A arquitetura das redes sociais são criadas para nos fornecer uma experiência totalmente personalizada para os usuários. Cada um funciona como o centro de uma rede muito própria - não gosto da palavra bolhas - que interage com outras redes.
A timeline não é neutra, a busca do google também não. Ela tende a te mostrar aquilo, conteúdos, previamente identificados como alinhados ao seu desejo. Tudo se passa como se estivéssemos continuamente navegando no "Recomendações para você" da Amazon.
Um assunto pode colonizar a sua timeline e ser completamente ignorado na minha, basta um mísero detalhe. Por exemplo, ter silenciado/bloqueado uma @ particularmente relevante naquele assunto, uma tag, etc...
Voltamos para o começo: é nesse cenário que concebemos a ação política. O famigerado Bannon e integrantes da Nova Direita rapidamente notaram padrões de engajamento nas redes e passaram a pautar sua atuação, estratégia, em cima disso.
Por exemplo, desenvolvendo estratégias de comunicação ampla, capazes de atravessar múltiplos setores da sociedade - e assim atingir um perfil muito variado de usuários. Ao mesmo tempo em que insistiam em uma propaganda segmentada muito personalizada.
No primeiro caso, desenvolvem estratégias, pautam o debate público de forma transversal, criando ações que sejam capazes de mobilizar até mesmo setores à esquerda. Seja por meio de seus microfascismos - por exemplo, mobilizando a esquerda punitivista -, seja ali onde se revoltam.
O engajamento pelo ultraje faz parte da estratégia dos sujeitos. Um exemplo claro disso: a exaltação do Ustra pelo Bolsonaro durante o discurso do impeachment. Nos grupos de apoio já se especulava sobre uma ação do então deputado para ganhar os holofotes.

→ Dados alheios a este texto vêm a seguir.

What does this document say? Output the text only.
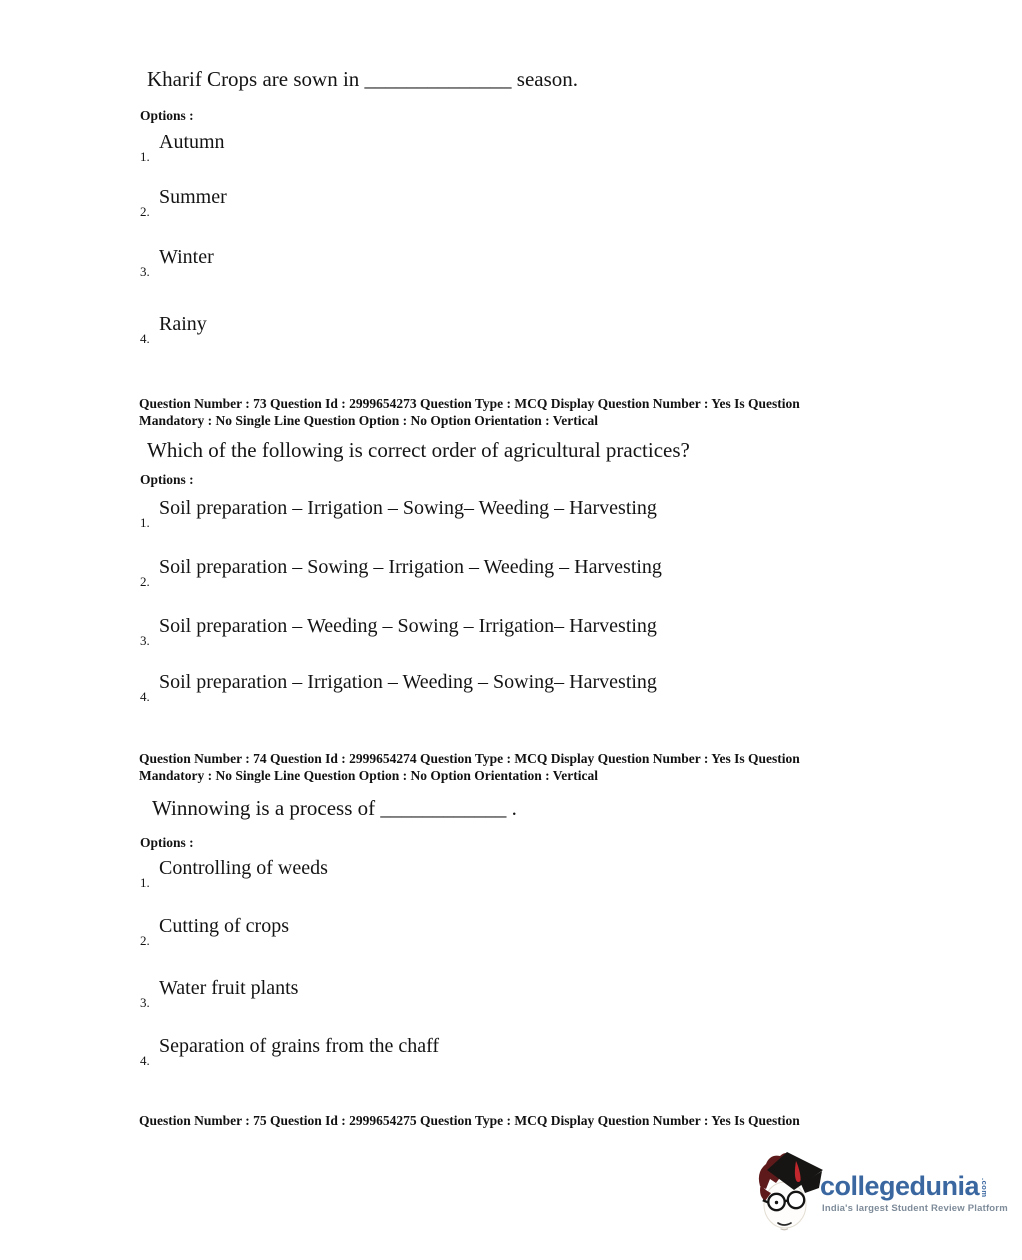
Kharif Crops are sown in ______________ season.
Options :
1.
Autumn
2.
Summer
3.
Winter
4.
Rainy
Question Number : 73 Question Id : 2999654273 Question Type : MCQ Display Question Number : Yes Is Question
Mandatory : No Single Line Question Option : No Option Orientation : Vertical
Which of the following is correct order of agricultural practices?
Options :
1.
Soil preparation – Irrigation – Sowing– Weeding – Harvesting
2.
Soil preparation – Sowing – Irrigation – Weeding – Harvesting
3.
Soil preparation – Weeding – Sowing – Irrigation– Harvesting
4.
Soil preparation – Irrigation – Weeding – Sowing– Harvesting
Question Number : 74 Question Id : 2999654274 Question Type : MCQ Display Question Number : Yes Is Question
Mandatory : No Single Line Question Option : No Option Orientation : Vertical
Winnowing is a process of ____________ .
Options :
1.
Controlling of weeds
2.
Cutting of crops
3.
Water fruit plants
4.
Separation of grains from the chaff
Question Number : 75 Question Id : 2999654275 Question Type : MCQ Display Question Number : Yes Is Question
collegedunia .com
India's largest Student Review Platform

Eu acompanho desde 2014 o crescimento do Ustra nas redes, via como essa figura deplorável era taticamente acionado nos grupos de discussão do whatsapp como uma forma de chamar a atenção e conseguir um engajamento das esquerdas e consolidar pessoas como "verdadeira oposição".
A crença no "fazer algo" parte, justamente, dessa experiência colada nas redes. Percebemos o mundo como mediado pela experiência virtual, logo, lutamos ativamente contra a presença desses elementos que estão no nosso horizonte.
Contudo, ai vem a perversidade do sistema - e onde entra a segunda tática da comunicação ampla. Quanto mais reagimos a algo, mais a arquitetura das redes entende que temos interesse nesse algo.
Se reagimos aos conteúdos da direita, independente de ser de forma negativa, o algorítimo vai entender que temos interesse naquilo - e de fato temos, como um adicto. Vai passar a mostrar mais daquele conteúdo.
Basicamente, quanto mais reclamamos de algo, mais aparece para a gente. E vamos adoecendo, nos revoltando, e mais vai aparecendo, formando um círculo eterno. Por isso tendemos a nos radicalizar nas redes (e não apenas no sentido "ideológico" da palavra).
Mais uma vez, o outro lado soube se apropriar disso, o escândalo da Cambridge Analytica mostra como nossos perfis psicológicos foram utilizados para produzir uma campanha de comunicação ampla e ao mesmo tempo segmentada, baseada nessa experiência individual das redes.